In early August, it will be back-to-school time for the people who enforce the nation's fair housing laws.
The Housing and Urban Development Department announced this month that it would set up a school to train housing investigators from around the country in subjects such as civil rights law and investigation techniques.
"We are excited to provide a national standard of testing," said Carolyn Y. Peoples, assistant secretary for fair housing and equal opportunity. "People aren't just coming for training and walking away, but tested, so when they go back to their office or agency they will really show what they have learned."
The program, which would require 200 hours of classes, is aimed at the 500 full-time investigators who work for about 100 state and local housing agencies that HUD funds through its Federal Housing Assistance Programs. The classes will be held at Howard University. Some housing commissioners and managers also will be trained, although it is not mandatory for them.
According to Peoples, national standards for fair-housing-enforcement training have never before been set.
Floyd O. May, the general deputy assistant secretary in HUD's Office of Fair Housing and Equal Opportunity, said the standards will "eliminate a lot of the unevenness we are experiencing in our cases across the country."
HUD has budgeted $1 million for start-up costs this year and has requested $2.5 million for the next budget year.
Matthew D. Miko, chief legal counsel for the Ohio Civil Rights Commission, whose housing office is among those that will be included in the training, said he is "very excited about the academy; the curriculum looks excellent."
Beverly L. Watts, the executive director for the Kentucky Commission on Human Rights, will be on the academy's adjunct faculty. She said the hope in the housing-enforcement community is that the academy will train investigators better and serve as a conduit for sharing best practices and information.
HUD should step up enforcement of fair housing laws, and training is part of that, said Shanna L. Smith, president and chief executive of the nonprofit National Fair Housing Alliance.
"We estimate that there are about 4 million race and national origin [instances of discrimination] going on annually and HUD is only handling a few thousand," Smith said.
HUD and its partner agencies received more that 8,000 complaints last year, May said.
Smith's Washington-based group started a training school three years ago. She said fair-housing laws are complicated and training must be comprehensive. "If you are going to do fair housing, you have to know fair housing. You have to know a lot of information. . . . You have to become an expert in the areas of rental sales, mortgage lending, homeowners insurance and harassment in fair housing, both racial and sexual harassment. . . . These are very complex issues. I have been doing this 20 years and I still go to training."
Smith said she worries that HUD's training won't go far enough. She also questioned how the department can create a school without consulting people who have been teaching similar classes. "I think if HUD would collaborate with us and IAOHRA [International Association of Official Human Rights Agencies], we could create that school. I think it is very sad that this Office of Fair Housing won't collaborate with us."

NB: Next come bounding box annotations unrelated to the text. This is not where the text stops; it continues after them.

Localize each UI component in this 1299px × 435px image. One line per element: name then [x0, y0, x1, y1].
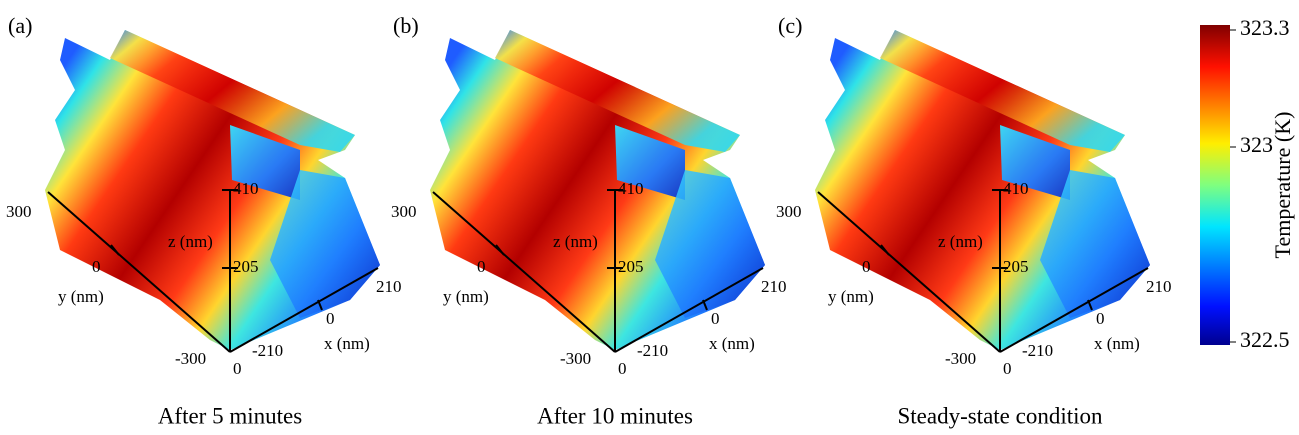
colorbar [1200, 25, 1230, 345]
panel-label: (c) [778, 13, 802, 38]
z-tick: 0 [1003, 359, 1012, 378]
y-label: y (nm) [58, 287, 104, 306]
tick-mark [317, 299, 323, 311]
panel-label: (a) [8, 13, 32, 38]
block-face [230, 125, 300, 200]
panel-label: (b) [393, 13, 419, 38]
z-label: z (nm) [938, 232, 983, 251]
z-tick: 0 [618, 359, 627, 378]
block-face [1000, 125, 1070, 200]
y-tick: 0 [862, 257, 871, 276]
x-tick: 0 [1096, 309, 1105, 328]
tick-mark [1087, 299, 1093, 311]
x-tick: 210 [376, 277, 402, 296]
x-tick: -210 [252, 341, 283, 360]
y-axis [47, 191, 231, 353]
z-tick: 410 [1003, 179, 1029, 198]
caption: After 10 minutes [537, 403, 693, 428]
x-tick: 0 [711, 309, 720, 328]
z-tick: 205 [1003, 257, 1029, 276]
z-label: z (nm) [553, 232, 598, 251]
low-region [1040, 170, 1150, 318]
x-tick: -210 [1022, 341, 1053, 360]
caption: After 5 minutes [158, 403, 302, 428]
low-region [270, 170, 380, 318]
y-label: y (nm) [828, 287, 874, 306]
y-tick: 0 [92, 257, 101, 276]
tick-mark [495, 244, 505, 256]
fin [495, 30, 740, 152]
x-label: x (nm) [1094, 334, 1140, 353]
y-axis [817, 191, 1001, 353]
x-axis [999, 267, 1149, 353]
colorbar-tick-label: 323 [1240, 132, 1273, 157]
colorbar-label: Temperature (K) [1270, 112, 1295, 259]
low-region [655, 170, 765, 318]
z-tick: 0 [233, 359, 242, 378]
tick-mark [702, 299, 708, 311]
z-tick: 205 [618, 257, 644, 276]
z-tick: 205 [233, 257, 259, 276]
block-face [615, 125, 685, 200]
fin [110, 30, 355, 152]
z-label: z (nm) [168, 232, 213, 251]
caption: Steady-state condition [897, 403, 1103, 428]
y-tick: -300 [175, 349, 206, 368]
y-axis [432, 191, 616, 353]
x-label: x (nm) [324, 334, 370, 353]
z-tick: 410 [233, 179, 259, 198]
colorbar-tick-label: 322.5 [1240, 327, 1290, 352]
x-tick: 0 [326, 309, 335, 328]
tick-mark [880, 244, 890, 256]
x-axis [229, 267, 379, 353]
z-tick: 410 [618, 179, 644, 198]
fin [880, 30, 1125, 152]
y-tick: -300 [560, 349, 591, 368]
x-tick: -210 [637, 341, 668, 360]
x-tick: 210 [1146, 277, 1172, 296]
y-tick: 300 [776, 202, 802, 221]
tick-mark [110, 244, 120, 256]
y-tick: -300 [945, 349, 976, 368]
y-tick: 300 [6, 202, 32, 221]
y-tick: 0 [477, 257, 486, 276]
x-label: x (nm) [709, 334, 755, 353]
y-label: y (nm) [443, 287, 489, 306]
x-tick: 210 [761, 277, 787, 296]
y-tick: 300 [391, 202, 417, 221]
x-axis [614, 267, 764, 353]
colorbar-tick-label: 323.3 [1240, 15, 1290, 40]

May said the international rights group did participate by recommending courses. He said the new training will be different from what HUD has offered in the past. Generally, he said, training has been conducted for large groups, often 300 people or more. In the new program, each class will have no more than 25 students.
"The training academy will be better able to ensure the method of instruction," he said. Students will be required to submit an investigative report to be assessed before and after each course. Only after the second assessment will they be certified for the course.
Constance K. Chamberlin, president of Housing Opportunities Made Equal, a Richmond group that is one of the oldest fair-housing organizations in the country, also praised the attempt to offer training while raising some questions about the way HUD is proceeding. "I think they should be applauded for recognizing that the system is broken and people need training. As the system works today, there are thousands of people across the country who aren't getting the right treatment because people aren't trained to recognize the issues."
"Having said that, I am not sure they are going about it in the best way," Chamberlin said. "Probably it is not the most financially effective way to do it. At a time when we are focusing so much on not using government . . . you would think they would think about contracting with the National Fair Housing Alliance, who do a fantastic job."
Peoples sees it differently. She said the program "speaks well for this administration, to improve and aggressively enforce the fair housing act . . . so the public is better served."